In the same breath that de Havilland’s Emmy praises the diversification of American names from Ives to Iscovescu, she reiterates that most American of beliefs: Strict immigration laws are good because they keep the scum out. The scum she refers to seems nebulous until one considers that she is saying these words in a rural Mexican village, where she and Georges have crashed a saint’s day celebration on their honeymoon. The people of the village welcome these white interlopers and bless their new marriage along with all the others, yet her meaning is clear based on her surroundings: The villagers are the scum. They belong here in Mexico. They do not belong in America.

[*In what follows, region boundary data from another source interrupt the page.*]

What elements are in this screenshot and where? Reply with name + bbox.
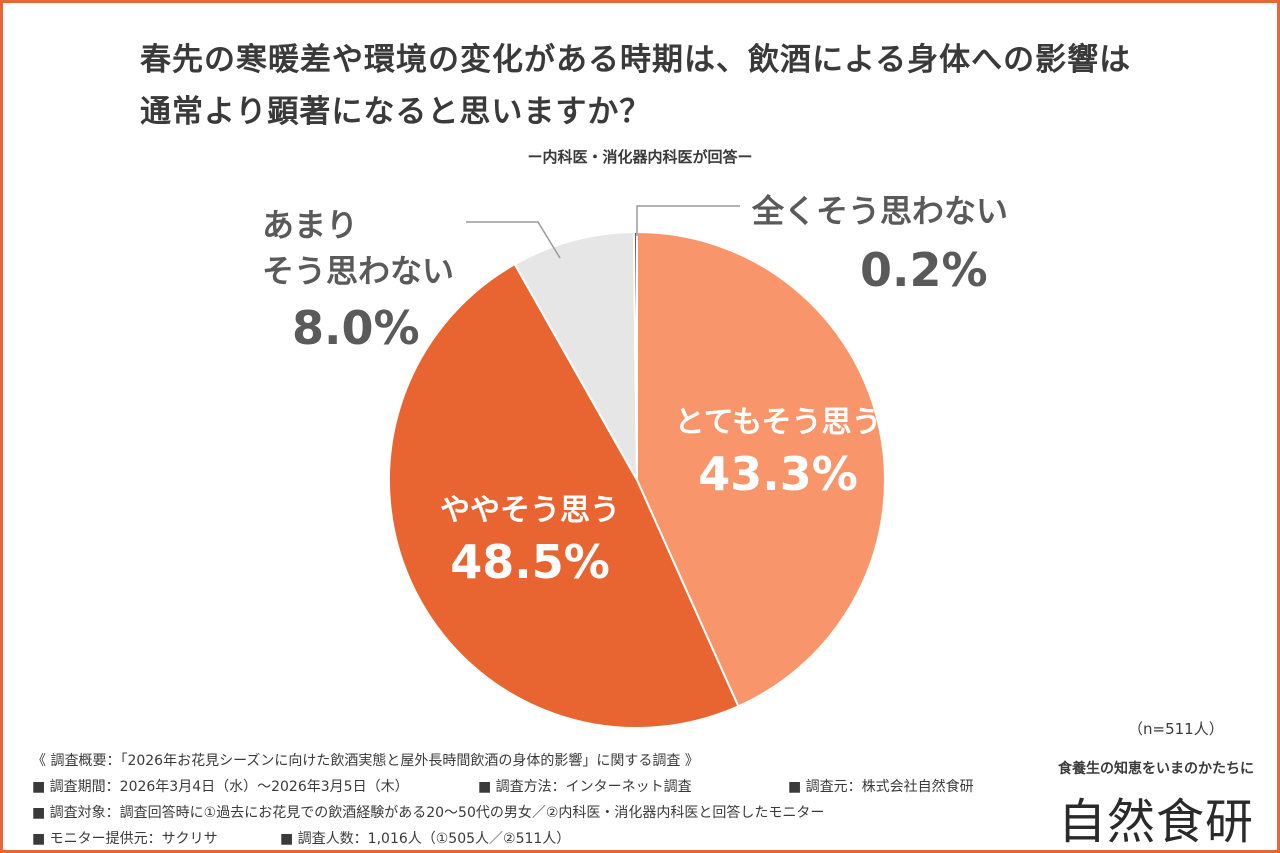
slice-label-2: ややそう思う	[440, 493, 620, 528]
pie-slice-3	[513, 231, 638, 481]
leader-line-4	[636, 205, 740, 236]
slice-label-3: そう思わない	[262, 252, 454, 290]
pie-slice-1	[636, 230, 887, 708]
brand-logo: 自然食研	[1058, 794, 1255, 850]
slice-value-2: 48.5%	[450, 535, 610, 589]
notes-target: ■ 調査対象：調査回答時に①過去にお花見での飲酒経験がある20～50代の男女／②…	[32, 805, 825, 821]
title-line-1: 春先の寒暖差や環境の変化がある時期は、飲酒による身体への影響は	[140, 42, 1132, 78]
title-line-2: 通常より顕著になると思いますか？	[140, 94, 652, 130]
chart-subtitle: ー内科医・消化器内科医が回答ー	[527, 148, 753, 166]
sample-size: （n=511人）	[1128, 720, 1224, 738]
survey-notes: 《 調査概要：「2026年お花見シーズンに向けた飲酒実態と屋外長時間飲酒の身体的…	[32, 748, 974, 852]
brand-tagline: 食養生の知恵をいまのかたちに	[1058, 761, 1254, 777]
slice-value-4: 0.2%	[860, 243, 988, 297]
notes-method: ■ 調査方法：インターネット調査	[478, 779, 692, 795]
slice-label-4: 全くそう思わない	[751, 192, 1008, 230]
slice-label-3: あまり	[262, 206, 358, 244]
notes-provider: ■ モニター提供元：サクリサ	[32, 831, 218, 847]
slice-label-1: とてもそう思う	[675, 405, 882, 440]
notes-overview: 《 調査概要：「2026年お花見シーズンに向けた飲酒実態と屋外長時間飲酒の身体的…	[32, 753, 699, 769]
pie-slice-2	[387, 262, 740, 730]
slice-value-3: 8.0%	[292, 301, 420, 355]
leader-line-3	[466, 221, 561, 259]
notes-count: ■ 調査人数：1,016人（①505人／②511人）	[280, 831, 571, 847]
notes-period: ■ 調査期間：2026年3月4日（水）～2026年3月5日（木）	[32, 779, 409, 795]
chart-title: 春先の寒暖差や環境の変化がある時期は、飲酒による身体への影響は 通常より顕著にな…	[140, 34, 1180, 138]
notes-source: ■ 調査元：株式会社自然食研	[788, 779, 974, 795]
slice-value-1: 43.3%	[698, 447, 858, 501]
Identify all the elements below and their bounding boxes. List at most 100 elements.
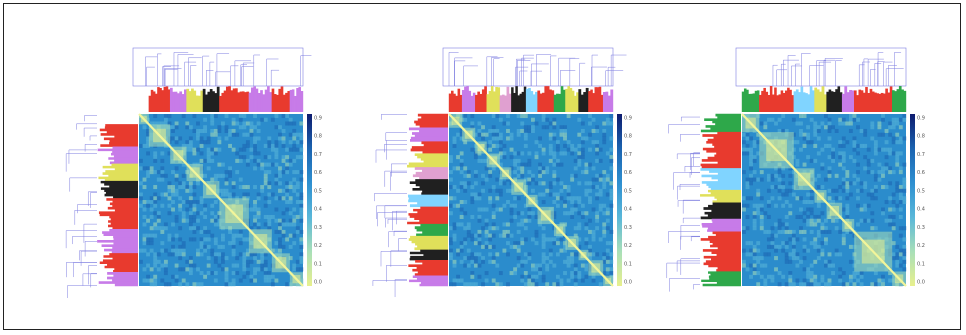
heatmap-cell bbox=[602, 136, 607, 141]
heatmap-cell bbox=[153, 222, 158, 227]
heatmap-cell bbox=[488, 196, 493, 201]
heatmap-cell bbox=[142, 143, 147, 148]
heatmap-cell bbox=[766, 237, 771, 242]
heatmap-cell bbox=[816, 282, 821, 287]
heatmap-cell bbox=[584, 136, 589, 141]
heatmap-cell bbox=[759, 256, 764, 261]
heatmap-cell bbox=[831, 263, 835, 268]
heatmap-cell bbox=[288, 256, 293, 261]
heatmap-cell bbox=[263, 181, 268, 186]
heatmap-cell bbox=[888, 278, 893, 283]
colorbar-tick-label: 0.1 bbox=[917, 261, 925, 267]
heatmap-cell bbox=[877, 170, 882, 175]
heatmap-cell bbox=[181, 181, 186, 186]
heatmap-cell bbox=[816, 151, 821, 156]
heatmap-cell bbox=[602, 252, 607, 257]
heatmap-cell bbox=[799, 282, 803, 287]
heatmap-cell bbox=[816, 256, 821, 261]
heatmap-cell bbox=[834, 226, 839, 231]
heatmap-cell bbox=[192, 203, 197, 208]
heatmap-cell bbox=[196, 267, 200, 272]
heatmap-cell bbox=[249, 132, 254, 137]
heatmap-cell bbox=[881, 132, 885, 137]
heatmap-cell bbox=[470, 259, 475, 264]
heatmap-cell bbox=[463, 263, 468, 268]
heatmap-cell bbox=[270, 274, 275, 279]
heatmap-cell bbox=[498, 177, 503, 182]
heatmap-cell bbox=[609, 155, 614, 160]
heatmap-cell bbox=[281, 128, 286, 133]
heatmap-cell bbox=[902, 136, 907, 141]
heatmap-cell bbox=[174, 214, 179, 219]
heatmap-cell bbox=[188, 263, 193, 268]
heatmap-cell bbox=[288, 162, 293, 167]
heatmap-cell bbox=[845, 282, 850, 287]
heatmap-cell bbox=[174, 278, 179, 283]
heatmap-cell bbox=[235, 132, 240, 137]
heatmap-cell bbox=[555, 158, 560, 163]
heatmap-cell bbox=[788, 229, 793, 234]
heatmap-cell bbox=[577, 271, 582, 276]
heatmap-cell bbox=[577, 274, 582, 279]
heatmap-cell bbox=[884, 147, 889, 152]
heatmap-cell bbox=[224, 192, 229, 197]
heatmap-cell bbox=[477, 229, 482, 234]
heatmap-cell bbox=[756, 203, 761, 208]
heatmap-cell bbox=[827, 155, 832, 160]
heatmap-cell bbox=[566, 278, 571, 283]
heatmap-cell bbox=[228, 170, 232, 175]
heatmap-cell bbox=[820, 166, 825, 171]
heatmap-cell bbox=[563, 132, 567, 137]
heatmap-cell bbox=[253, 218, 257, 223]
heatmap-cell bbox=[745, 143, 750, 148]
heatmap-cell bbox=[192, 147, 197, 152]
heatmap-cell bbox=[816, 125, 821, 130]
heatmap-cell bbox=[841, 271, 846, 276]
heatmap-cell bbox=[595, 252, 600, 257]
heatmap-cell bbox=[221, 244, 225, 249]
heatmap-cell bbox=[566, 192, 571, 197]
heatmap-cell bbox=[745, 226, 750, 231]
heatmap-cell bbox=[791, 140, 796, 145]
heatmap-cell bbox=[838, 185, 843, 190]
heatmap-cell bbox=[541, 166, 546, 171]
heatmap-cell bbox=[745, 151, 750, 156]
heatmap-cell bbox=[827, 117, 832, 122]
heatmap-cell bbox=[153, 155, 158, 160]
heatmap-cell bbox=[845, 181, 850, 186]
heatmap-cell bbox=[813, 125, 818, 130]
colorbar-tick-label: 0.6 bbox=[917, 170, 925, 176]
heatmap-cell bbox=[477, 128, 482, 133]
heatmap-cell bbox=[139, 158, 143, 163]
heatmap-cell bbox=[491, 114, 496, 119]
heatmap-cell bbox=[834, 196, 839, 201]
heatmap-cell bbox=[848, 192, 853, 197]
heatmap-diagonal bbox=[138, 113, 304, 287]
heatmap-cell bbox=[463, 185, 468, 190]
heatmap-cell bbox=[559, 282, 564, 287]
heatmap-cell bbox=[221, 267, 225, 272]
heatmap-cell bbox=[895, 181, 900, 186]
heatmap-cell bbox=[799, 259, 803, 264]
heatmap-cell bbox=[477, 121, 482, 126]
heatmap-cell bbox=[463, 173, 468, 178]
heatmap-cell bbox=[253, 214, 257, 219]
heatmap-cell bbox=[577, 196, 582, 201]
heatmap-cell bbox=[580, 278, 585, 283]
heatmap-cell bbox=[841, 166, 846, 171]
heatmap-cell bbox=[791, 282, 796, 287]
heatmap-cell bbox=[470, 192, 475, 197]
heatmap-cell bbox=[531, 117, 535, 122]
heatmap-cell bbox=[591, 128, 596, 133]
heatmap-cell bbox=[203, 237, 208, 242]
heatmap-cell bbox=[555, 274, 560, 279]
heatmap-diagonal bbox=[741, 113, 907, 287]
heatmap-cell bbox=[498, 147, 503, 152]
heatmap-cell bbox=[488, 147, 493, 152]
heatmap-cell bbox=[221, 173, 225, 178]
heatmap-cell bbox=[834, 173, 839, 178]
heatmap-cell bbox=[584, 170, 589, 175]
heatmap-cell bbox=[895, 185, 900, 190]
heatmap-cell bbox=[573, 252, 578, 257]
heatmap-cell bbox=[256, 226, 261, 231]
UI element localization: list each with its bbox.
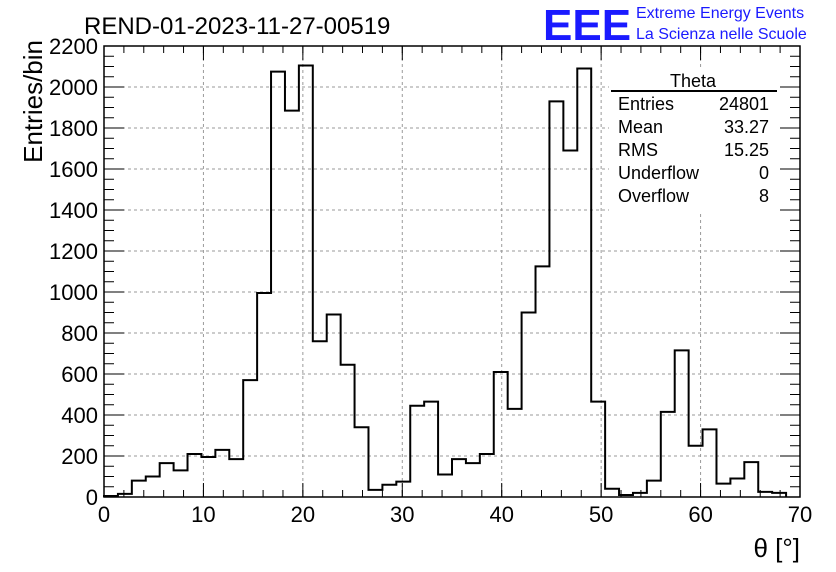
stats-underflow-label: Underflow bbox=[618, 163, 700, 183]
eee-logo: EEE Extreme Energy Events La Scienza nel… bbox=[543, 1, 807, 50]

At the same time, in its efforts to whitewash immigration, Hold Back the Dawn makes the Europeans guilty of all the tactics white Americans attribute to non-white immigrants, both today and in the past. These Europeans marry Americans to get their visas, they sneak across the border to give birth to their children on American soil, they find ancestral loopholes that grant them automatic citizenship, they literally crash through the gates and lead Border Patrol on a wild goose chase throughout southern California. The white people here ought to be labeled scum, according to American rhetoric. But of course, they never are.
It’s possible I’m projecting too much of the current crisis on this 78-year-old movie, but it’s also impossible to not do so. On the one hand, it’s a relief to know today’s nativist hatred is nothing new; on the other, it’s also incredibly demoralizing. From then to now, the parallels are there. The hypocrisy is there. The only thing that’s missing is the children in cages and the concentration camps. That’s a 2019 addition, not a relic from 1941.
Hold Back the Dawn is now available on Blu-ray from Arrow Films, with a handful of special features that will mostly please fans of de Havilland (still alive and kicking at the grand old age of 103). More importantly, though, think about your history. If you are not Native American, you are a descendant of immigrants, whether violent colonizers or desperate refugees. My grandfather’s family of French Huguenots fled religious persecution in the 1600s; my Macedonian grandmother was a year old when her mother escaped the Nazis with her small children on the last commercial ship out of Italy before World War II.
Think, just for a moment. Then donate to RAICES. And then vote.